First of all sorry if this question could be trivial, but I did some researches and it seems to me that this is a standard approach, but I want to be really sure.
I'm developing a signed/encrypted communication block channel. And, to encrypt/sign it, I chose the ECC.
Now, in order to send a message, I will do this
- Download the server's public key
- Generate an ECC key on the client
- Create the shared secret between the server's public and the client's private keys
- Calculate the hash of the shared secret (e.g. SHA-384)
- Divide the hash in two parts; one will be the communication key (e.g. 32 bytes for AES-256), the other the IV (if AES, 16 bytes)
- Encrypt the message with the appropriate algorithm and symmetric key
- Sign the message with the client's private key
- Send the client's public key, the encrypted message and the signature
Now, I have three questions about this:
- Is this approach secure or there is some naive issue?

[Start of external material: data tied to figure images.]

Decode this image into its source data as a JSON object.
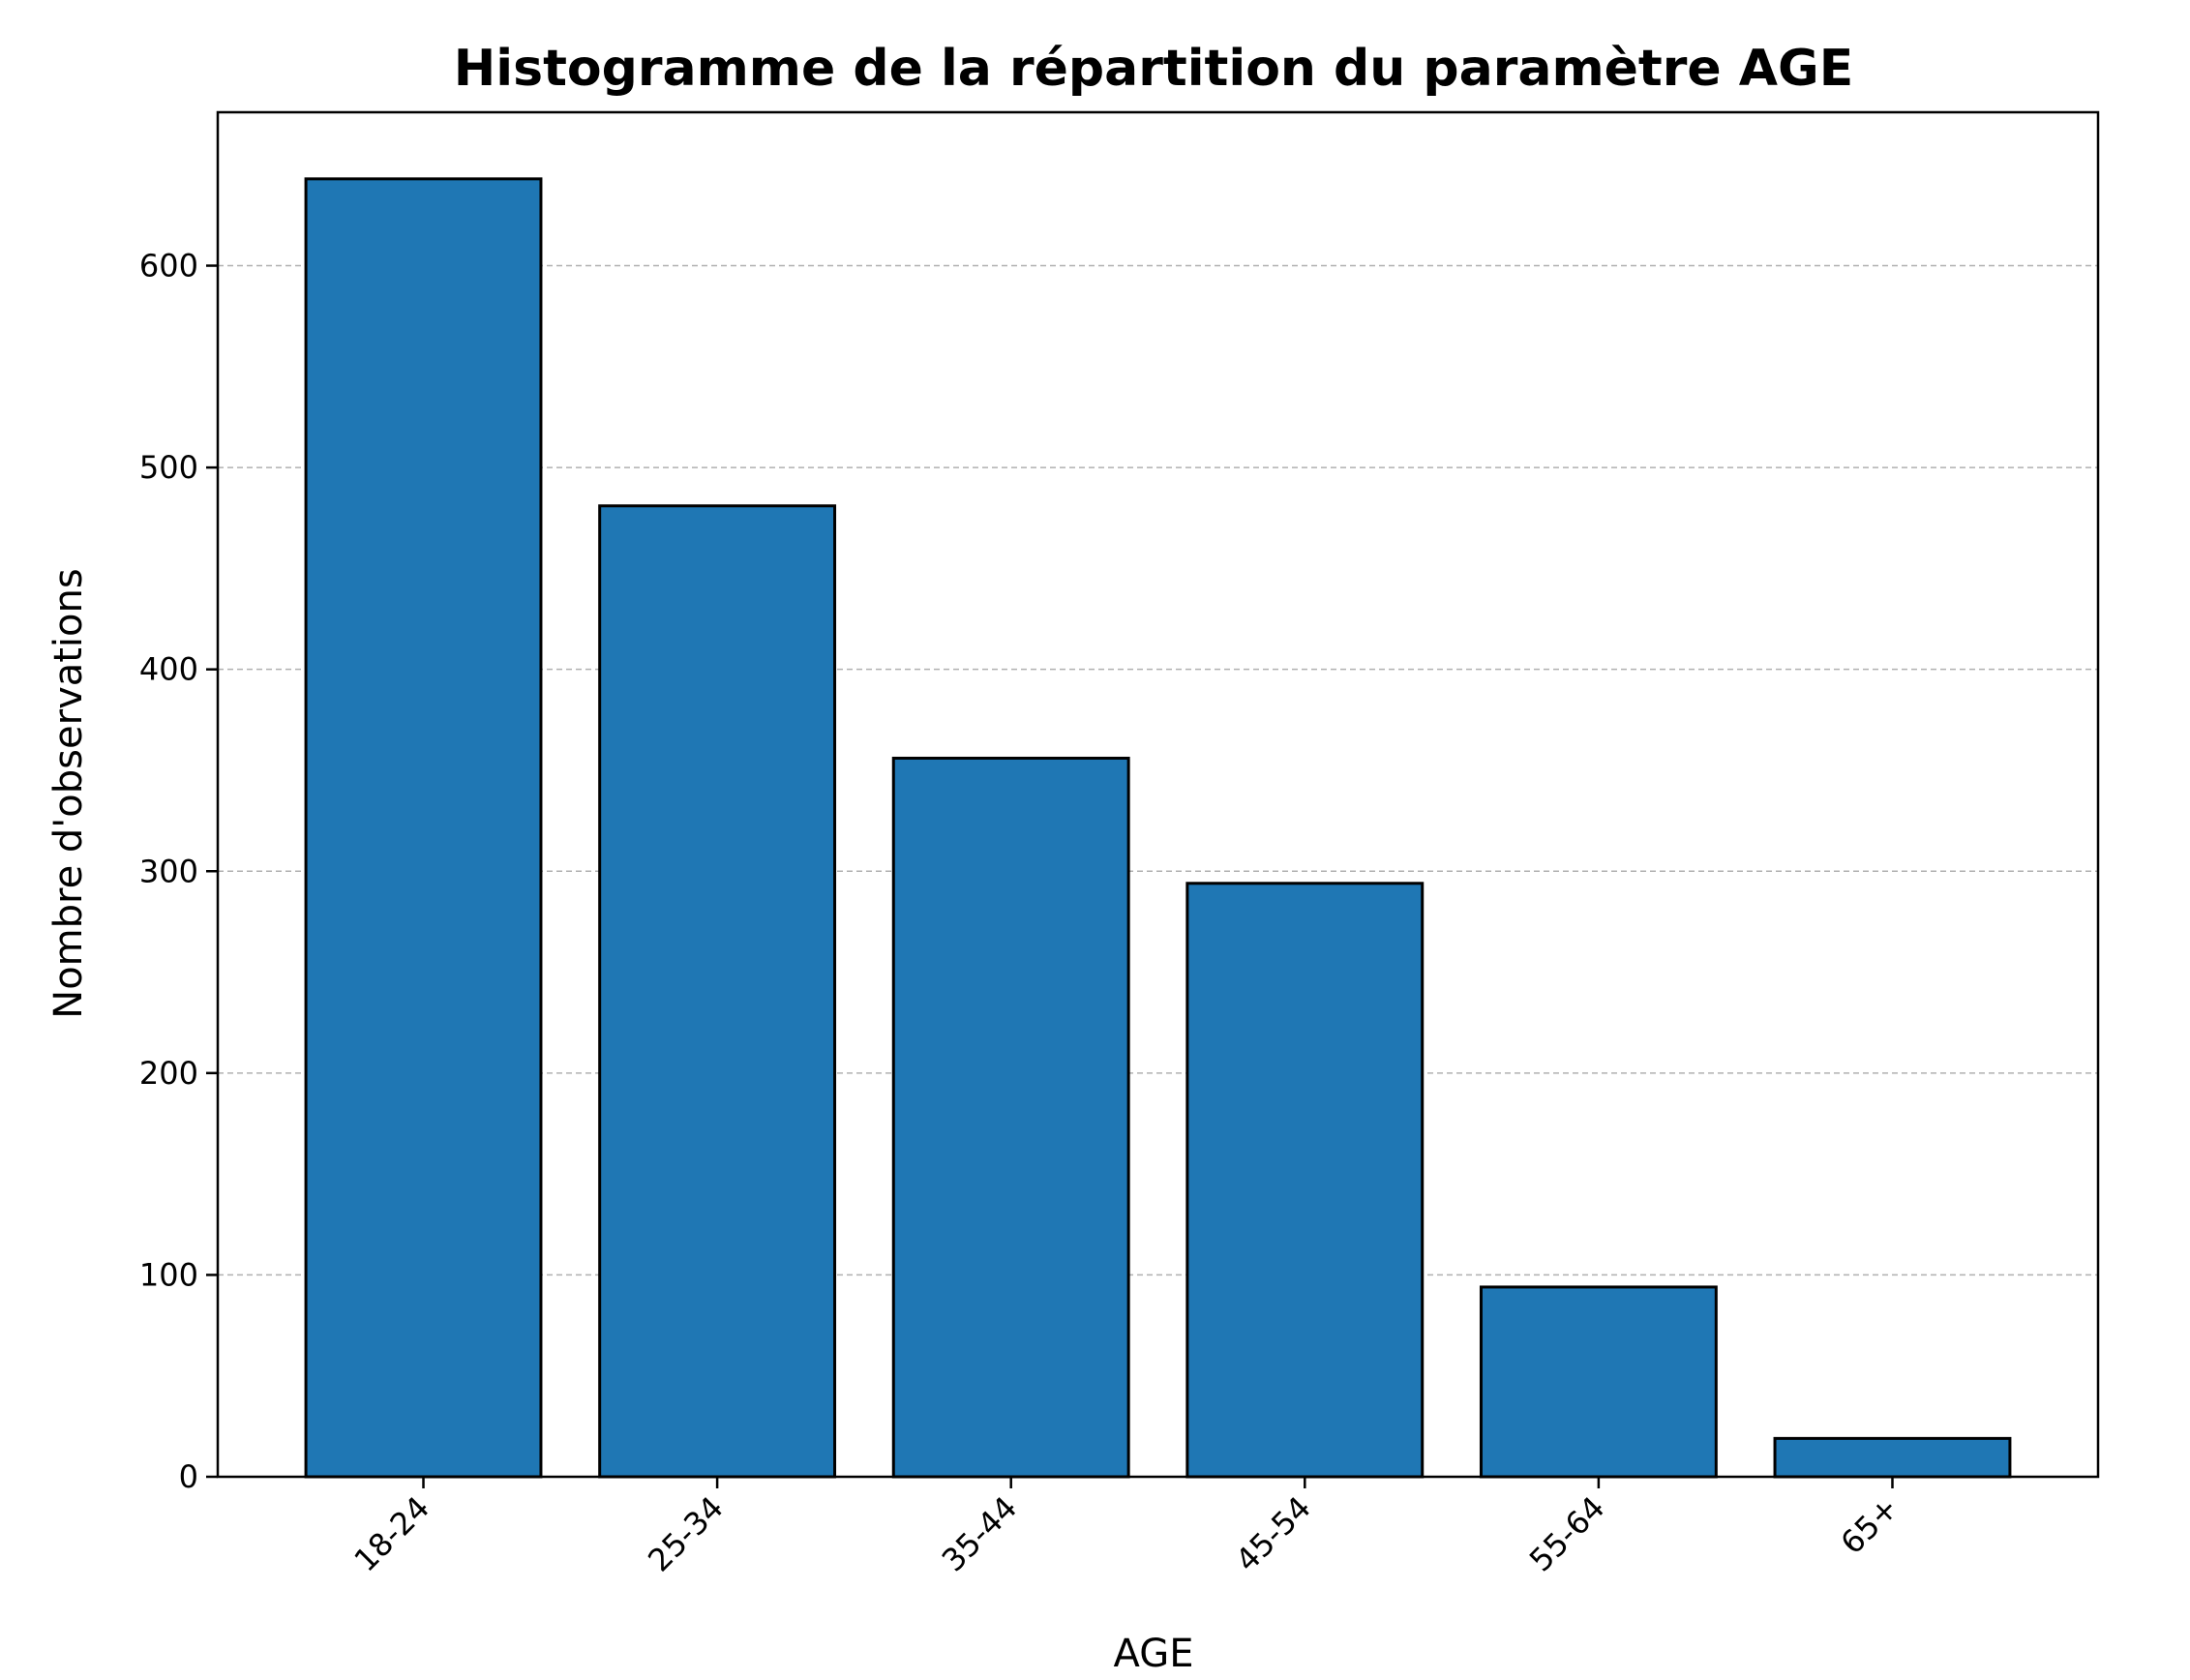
{
  "chart_data": {
    "type": "bar",
    "title": "Histogramme de la répartition du paramètre AGE",
    "xlabel": "AGE",
    "ylabel": "Nombre d'observations",
    "categories": [
      "18-24",
      "25-34",
      "35-44",
      "45-54",
      "55-64",
      "65+"
    ],
    "values": [
      643,
      481,
      356,
      294,
      94,
      19
    ],
    "ylim": [
      0,
      676
    ],
    "yticks": [
      0,
      100,
      200,
      300,
      400,
      500,
      600
    ],
    "grid": "y-dashed",
    "bar_color": "#1f77b4",
    "edge_color": "#000000",
    "grid_color": "#b0b0b0"
  }
}
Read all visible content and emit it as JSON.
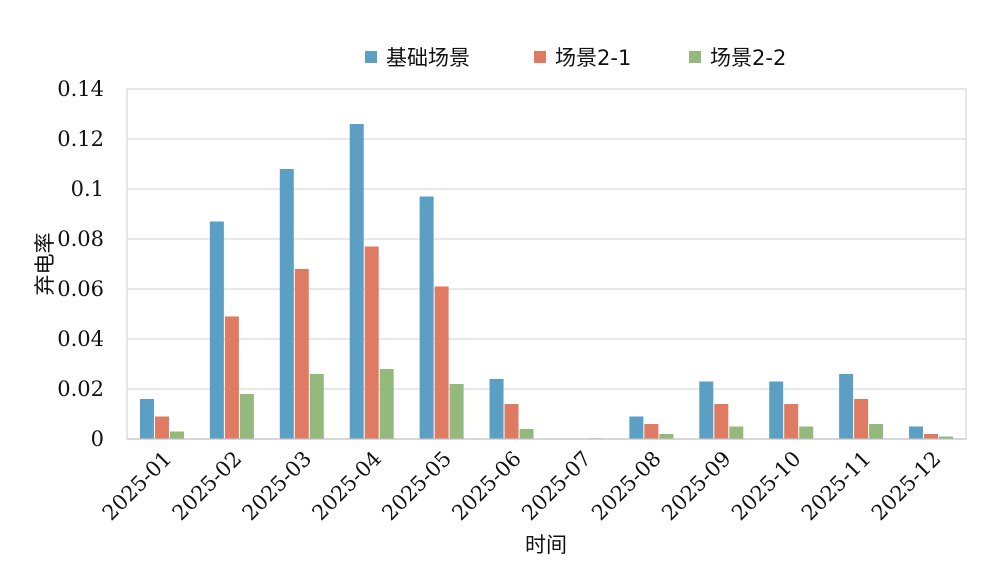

- Is it better to sign the plaintext message or the ciphertext message? I'd sign the plaintext (so the server can verify if the message is correctly transmitted), but this would give the attacker a way to understand if the attack was successful
- What is the suggested ecc key size for this? If I calculate the SHA-384 of the shared secret, is the same ecc key size (so using curve P-384) a good choice? Should I use the biggest key possible (P-521)? Is even a smaller one enough (P-192)?